The share price of packaging group Nampak fell to a more than two-decade low on Monday, after it warned headline earnings had plummeted in its year to end-September due to a R1.9bn foreign-exchange loss in Zimbabwe.
The company’s share price slid as much as 10.8% in morning trade on Monday, with the group also warning it seen higher than anticipated effective tax charges during the period.
This was due to legislative changes in Angola that capped the deductibility of foreign-exchange losses.
The group, which has a market capitalisation of R4.6bn, expects a headline loss for continuing and discontinued operations of between 18.9c and 19.9c, from headline earnings per share of 173.3c previously.
The company also expects a loss per share from continuing and discontinued operations of between 129.5c and 136.1c, from earnings per share of 76c previously.
Headline earnings per share exclude capital profits, but include foreign-exchange losses.
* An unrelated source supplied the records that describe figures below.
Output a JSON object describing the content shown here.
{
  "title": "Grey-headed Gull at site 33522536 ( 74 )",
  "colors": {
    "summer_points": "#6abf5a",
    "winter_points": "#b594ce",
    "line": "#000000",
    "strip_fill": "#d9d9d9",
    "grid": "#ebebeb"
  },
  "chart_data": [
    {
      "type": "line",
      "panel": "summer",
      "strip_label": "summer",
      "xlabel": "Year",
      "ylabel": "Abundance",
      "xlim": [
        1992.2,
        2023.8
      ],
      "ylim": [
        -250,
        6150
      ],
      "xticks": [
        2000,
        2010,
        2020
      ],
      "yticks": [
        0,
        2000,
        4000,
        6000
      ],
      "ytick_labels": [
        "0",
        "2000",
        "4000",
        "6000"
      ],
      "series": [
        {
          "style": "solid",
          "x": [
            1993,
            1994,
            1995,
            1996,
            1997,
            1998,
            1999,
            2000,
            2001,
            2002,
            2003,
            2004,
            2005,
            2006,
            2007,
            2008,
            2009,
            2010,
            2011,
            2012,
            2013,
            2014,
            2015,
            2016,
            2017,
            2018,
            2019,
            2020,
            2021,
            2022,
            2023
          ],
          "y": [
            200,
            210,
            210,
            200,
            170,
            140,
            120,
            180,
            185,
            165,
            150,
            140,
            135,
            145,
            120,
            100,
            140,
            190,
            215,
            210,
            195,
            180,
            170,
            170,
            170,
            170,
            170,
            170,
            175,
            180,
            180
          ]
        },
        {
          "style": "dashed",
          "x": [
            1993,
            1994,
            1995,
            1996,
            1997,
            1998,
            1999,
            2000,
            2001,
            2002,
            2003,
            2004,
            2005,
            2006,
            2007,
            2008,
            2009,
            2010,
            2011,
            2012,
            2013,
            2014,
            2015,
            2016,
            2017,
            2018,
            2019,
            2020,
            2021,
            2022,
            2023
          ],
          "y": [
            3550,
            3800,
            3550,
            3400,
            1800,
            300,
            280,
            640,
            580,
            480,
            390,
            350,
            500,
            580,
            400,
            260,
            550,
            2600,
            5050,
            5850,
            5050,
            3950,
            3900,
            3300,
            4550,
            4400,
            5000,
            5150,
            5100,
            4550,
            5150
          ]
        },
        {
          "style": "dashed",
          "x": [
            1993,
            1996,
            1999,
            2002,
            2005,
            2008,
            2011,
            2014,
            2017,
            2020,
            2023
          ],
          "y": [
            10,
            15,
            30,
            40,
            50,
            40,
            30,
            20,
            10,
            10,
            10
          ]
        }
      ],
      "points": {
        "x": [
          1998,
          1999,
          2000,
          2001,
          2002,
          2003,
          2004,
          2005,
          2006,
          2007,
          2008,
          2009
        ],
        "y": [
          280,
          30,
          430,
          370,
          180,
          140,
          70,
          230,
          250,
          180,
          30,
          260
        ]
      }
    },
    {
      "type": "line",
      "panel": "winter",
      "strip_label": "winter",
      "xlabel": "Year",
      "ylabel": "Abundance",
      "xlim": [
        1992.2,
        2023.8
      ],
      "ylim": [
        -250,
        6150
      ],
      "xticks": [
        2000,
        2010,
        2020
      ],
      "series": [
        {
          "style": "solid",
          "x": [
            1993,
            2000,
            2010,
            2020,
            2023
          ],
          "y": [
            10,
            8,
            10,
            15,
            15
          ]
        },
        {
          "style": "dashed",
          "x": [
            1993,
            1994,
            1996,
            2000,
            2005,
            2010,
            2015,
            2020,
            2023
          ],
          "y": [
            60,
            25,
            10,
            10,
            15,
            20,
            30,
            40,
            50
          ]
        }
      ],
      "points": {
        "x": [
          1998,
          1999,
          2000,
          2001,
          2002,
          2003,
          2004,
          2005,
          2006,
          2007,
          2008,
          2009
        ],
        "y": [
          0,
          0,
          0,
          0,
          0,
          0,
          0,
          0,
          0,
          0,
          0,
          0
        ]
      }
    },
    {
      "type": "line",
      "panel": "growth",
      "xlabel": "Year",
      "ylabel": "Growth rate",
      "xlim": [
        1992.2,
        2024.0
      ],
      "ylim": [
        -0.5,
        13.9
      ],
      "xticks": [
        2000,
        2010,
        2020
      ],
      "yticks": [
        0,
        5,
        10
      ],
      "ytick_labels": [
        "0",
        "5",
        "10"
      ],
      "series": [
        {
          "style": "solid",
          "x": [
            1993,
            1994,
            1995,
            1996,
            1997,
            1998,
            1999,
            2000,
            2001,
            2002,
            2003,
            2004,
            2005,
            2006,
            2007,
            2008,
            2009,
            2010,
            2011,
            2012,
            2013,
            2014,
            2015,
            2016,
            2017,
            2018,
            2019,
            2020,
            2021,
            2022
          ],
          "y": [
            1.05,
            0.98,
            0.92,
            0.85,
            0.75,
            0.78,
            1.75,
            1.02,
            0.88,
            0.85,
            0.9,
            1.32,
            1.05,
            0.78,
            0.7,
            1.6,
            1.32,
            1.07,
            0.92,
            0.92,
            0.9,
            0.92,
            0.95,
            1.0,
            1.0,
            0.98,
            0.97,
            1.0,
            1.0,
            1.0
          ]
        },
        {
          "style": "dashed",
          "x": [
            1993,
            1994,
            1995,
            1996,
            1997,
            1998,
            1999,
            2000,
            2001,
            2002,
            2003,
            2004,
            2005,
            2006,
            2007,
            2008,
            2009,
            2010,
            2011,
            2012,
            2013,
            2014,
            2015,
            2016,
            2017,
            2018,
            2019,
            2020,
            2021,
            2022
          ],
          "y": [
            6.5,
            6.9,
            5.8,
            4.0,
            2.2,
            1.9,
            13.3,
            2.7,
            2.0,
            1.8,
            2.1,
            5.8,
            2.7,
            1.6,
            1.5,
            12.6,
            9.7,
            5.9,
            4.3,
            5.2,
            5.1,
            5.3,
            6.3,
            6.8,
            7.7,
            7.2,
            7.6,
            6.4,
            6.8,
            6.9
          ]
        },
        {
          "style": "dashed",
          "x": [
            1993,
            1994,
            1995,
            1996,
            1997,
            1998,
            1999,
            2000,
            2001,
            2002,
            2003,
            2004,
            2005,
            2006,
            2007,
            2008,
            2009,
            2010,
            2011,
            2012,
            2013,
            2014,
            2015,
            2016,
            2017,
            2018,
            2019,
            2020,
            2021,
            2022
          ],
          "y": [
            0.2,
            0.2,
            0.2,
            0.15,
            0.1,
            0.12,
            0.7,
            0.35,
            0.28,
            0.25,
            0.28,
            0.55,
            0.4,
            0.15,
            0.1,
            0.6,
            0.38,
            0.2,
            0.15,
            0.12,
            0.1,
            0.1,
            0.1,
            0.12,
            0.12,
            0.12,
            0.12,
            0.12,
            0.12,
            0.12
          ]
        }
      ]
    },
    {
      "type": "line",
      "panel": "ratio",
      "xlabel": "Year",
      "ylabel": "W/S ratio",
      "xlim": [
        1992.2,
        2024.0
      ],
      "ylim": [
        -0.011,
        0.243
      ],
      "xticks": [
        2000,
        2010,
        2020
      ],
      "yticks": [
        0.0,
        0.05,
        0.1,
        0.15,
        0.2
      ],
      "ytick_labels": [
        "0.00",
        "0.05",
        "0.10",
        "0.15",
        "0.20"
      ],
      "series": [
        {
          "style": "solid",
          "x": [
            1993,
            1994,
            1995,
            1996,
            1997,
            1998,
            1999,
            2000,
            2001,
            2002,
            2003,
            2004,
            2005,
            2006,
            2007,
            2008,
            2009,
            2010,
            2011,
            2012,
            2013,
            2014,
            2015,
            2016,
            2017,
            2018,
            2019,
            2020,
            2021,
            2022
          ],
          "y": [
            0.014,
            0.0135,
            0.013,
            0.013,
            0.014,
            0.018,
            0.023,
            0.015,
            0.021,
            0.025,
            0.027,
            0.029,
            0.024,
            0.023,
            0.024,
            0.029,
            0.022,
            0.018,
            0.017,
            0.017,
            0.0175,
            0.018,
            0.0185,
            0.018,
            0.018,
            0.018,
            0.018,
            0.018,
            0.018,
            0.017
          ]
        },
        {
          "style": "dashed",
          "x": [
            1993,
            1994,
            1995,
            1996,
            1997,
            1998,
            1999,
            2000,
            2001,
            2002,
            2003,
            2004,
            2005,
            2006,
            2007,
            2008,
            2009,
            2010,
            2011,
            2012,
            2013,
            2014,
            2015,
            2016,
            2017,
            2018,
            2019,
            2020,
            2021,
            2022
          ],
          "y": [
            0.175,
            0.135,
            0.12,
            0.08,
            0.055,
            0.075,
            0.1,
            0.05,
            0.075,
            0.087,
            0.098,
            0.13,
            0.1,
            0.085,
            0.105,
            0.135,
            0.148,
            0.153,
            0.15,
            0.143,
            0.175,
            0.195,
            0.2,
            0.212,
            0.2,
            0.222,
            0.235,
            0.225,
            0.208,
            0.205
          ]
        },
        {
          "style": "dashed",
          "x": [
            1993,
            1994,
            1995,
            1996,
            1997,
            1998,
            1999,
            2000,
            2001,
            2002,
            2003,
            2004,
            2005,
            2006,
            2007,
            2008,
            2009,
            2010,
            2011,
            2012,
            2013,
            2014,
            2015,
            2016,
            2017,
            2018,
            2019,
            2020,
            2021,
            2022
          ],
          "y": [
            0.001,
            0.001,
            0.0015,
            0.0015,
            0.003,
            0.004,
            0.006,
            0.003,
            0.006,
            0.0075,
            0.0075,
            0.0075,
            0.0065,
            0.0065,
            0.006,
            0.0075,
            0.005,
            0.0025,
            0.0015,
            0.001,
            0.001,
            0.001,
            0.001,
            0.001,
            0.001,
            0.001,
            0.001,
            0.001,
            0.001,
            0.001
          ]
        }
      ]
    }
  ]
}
Earnings per share include capital profits, as well as asset impairments.
The company has previously warned currency volatility in Angola and Zimbabwe were significantly weighing on its performance.
This was part of the reason it opted not to resume dividend payments for its six months to end-March, although finalisation of the disposal of its glass business was also a factor.
In September, the company announced it had sold that business to Isanti Glass 1 for R1.5bn, an entity 60% held by black-owned investment company Kwande, and 40%-owned by a subsidiary of AB InBev.
At 1.43pm Nampak’s share price was 6.56% lower at R6.70, having earlier fallen as much as 10.8% to R6.39, its worst level since December 1998.